KDDIとグローバル・ブレイン、新たなファンド設立
KDDI株式会社とグローバル・ブレイン株式会社が共同で設立した「KDDI Open Innovation Fund V」(以下、KOIF V)が注目を集めています。この新しいファンドは、特にAIやDeep Tech分野におけるスタートアップ企業への投資に注力し、次世代のビジネス創出を目指しています。
背景:スタートアップ支援の強化
これまで、両社は2012年からKDDI Open Innovation Fundを通じて、約400億円を国内外の有望スタートアップ150社に投資してきました。これによりAI、IoT、フィンテック、データマーケティングといった多様な分野でのイノベーションを促進し、日本のスタートアップエコシステムの発展に寄与してきた実績があります。KOIF Vの設立は、これまでの活動の延長として位置づけられています。
KOIF Vの特徴と目的
KOIF Vは、運用総額が50億円と予定され、投資期間は10年間です。主にAIやDeep Techといった先端技術に携わるスタートアップが対象となり、KDDIの新規事業の種となる企業への支援が行われる予定です。無限責任組合員にはグローバル・ブレインが名を連ねており、有限責任組合員としてKDDIがその役割を果たします。
目指すビジョン
この新ファンドの設立を通じて、KDDIは日本国内でのユニコーン企業の創出を狙っています。ユニコーン企業とは、設立から1年以内に評価額が10億ドルに達するスタートアップを指し、これを目指す企業の支援を行うことで、日本の経済成長に寄与するという意図があります。
■KDDIの事業内容
KDDIは、1984年に設立され、電気通信事業を中心に展開しています。
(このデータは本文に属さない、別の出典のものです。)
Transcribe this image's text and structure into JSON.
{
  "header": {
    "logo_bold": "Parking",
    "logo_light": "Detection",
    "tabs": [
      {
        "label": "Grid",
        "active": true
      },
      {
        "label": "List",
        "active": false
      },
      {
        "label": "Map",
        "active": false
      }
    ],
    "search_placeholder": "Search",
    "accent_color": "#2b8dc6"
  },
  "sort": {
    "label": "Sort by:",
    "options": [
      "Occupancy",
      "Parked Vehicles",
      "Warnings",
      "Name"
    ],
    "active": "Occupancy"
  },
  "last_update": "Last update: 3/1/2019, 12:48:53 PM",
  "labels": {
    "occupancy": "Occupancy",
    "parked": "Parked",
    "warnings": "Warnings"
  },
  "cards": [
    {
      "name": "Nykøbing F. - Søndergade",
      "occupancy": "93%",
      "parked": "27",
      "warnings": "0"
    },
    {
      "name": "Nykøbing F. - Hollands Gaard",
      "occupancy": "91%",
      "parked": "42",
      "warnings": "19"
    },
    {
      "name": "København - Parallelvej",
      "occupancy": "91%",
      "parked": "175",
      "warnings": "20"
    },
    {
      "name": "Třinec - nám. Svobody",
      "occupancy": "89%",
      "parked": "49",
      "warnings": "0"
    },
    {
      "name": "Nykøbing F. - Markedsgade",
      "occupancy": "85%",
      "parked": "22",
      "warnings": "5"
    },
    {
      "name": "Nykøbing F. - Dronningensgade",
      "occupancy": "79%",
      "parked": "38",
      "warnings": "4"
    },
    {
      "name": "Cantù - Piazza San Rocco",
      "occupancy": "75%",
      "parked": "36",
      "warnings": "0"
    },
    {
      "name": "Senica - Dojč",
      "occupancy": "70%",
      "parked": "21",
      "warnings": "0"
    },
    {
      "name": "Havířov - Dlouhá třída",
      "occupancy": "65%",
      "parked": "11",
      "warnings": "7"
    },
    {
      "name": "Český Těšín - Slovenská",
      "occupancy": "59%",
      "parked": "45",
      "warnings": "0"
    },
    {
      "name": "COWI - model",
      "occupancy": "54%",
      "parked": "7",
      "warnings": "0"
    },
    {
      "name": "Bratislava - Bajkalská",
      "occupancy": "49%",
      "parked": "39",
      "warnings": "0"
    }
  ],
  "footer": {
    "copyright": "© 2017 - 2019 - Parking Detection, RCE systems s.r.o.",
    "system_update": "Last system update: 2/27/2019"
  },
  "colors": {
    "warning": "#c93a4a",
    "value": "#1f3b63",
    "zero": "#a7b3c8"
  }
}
東京の飯田橋に本社を構えるこの企業は、AIを活用したさまざまなサービスを提供し、日本国内の通信事業をリードしています。KDDIの代表取締役社長である松田浩路氏は、今後のスタートアップ支援の重要性を強調し、このファンドがもたらす可能性について期待を寄せています。
グローバル・ブレインの役割
一方、グローバル・ブレインも1998年の設立以来、ベンチャーキャピタル事業を通じて多くの企業に投資を行ってきました。渋谷に本社を置く同社は、KOIF Vの運営において、投資判断や経営支援、IPO支援といった幅広いサービスを提供し、ステップアップを目指すスタートアップに寄り添う形でのサポートを行います。代表取締役社長の百合本安彦氏は、このファンドの意義を語り、スタートアップ企業の成長がいかに重要かを強調しています。
まとめ
KOIF Vの設立は、AIやDeep Techといった分野のスタートアップ支援を強化する新たな一歩を示しており、特に日本のスタートアップエコシステムにおいて重要な役割を果たすことは間違いありません。今後、このファンドによって日本発のユニコーン企業の誕生が期待される中で、KDDIとグローバル・ブレインの取り組みに目が離せません。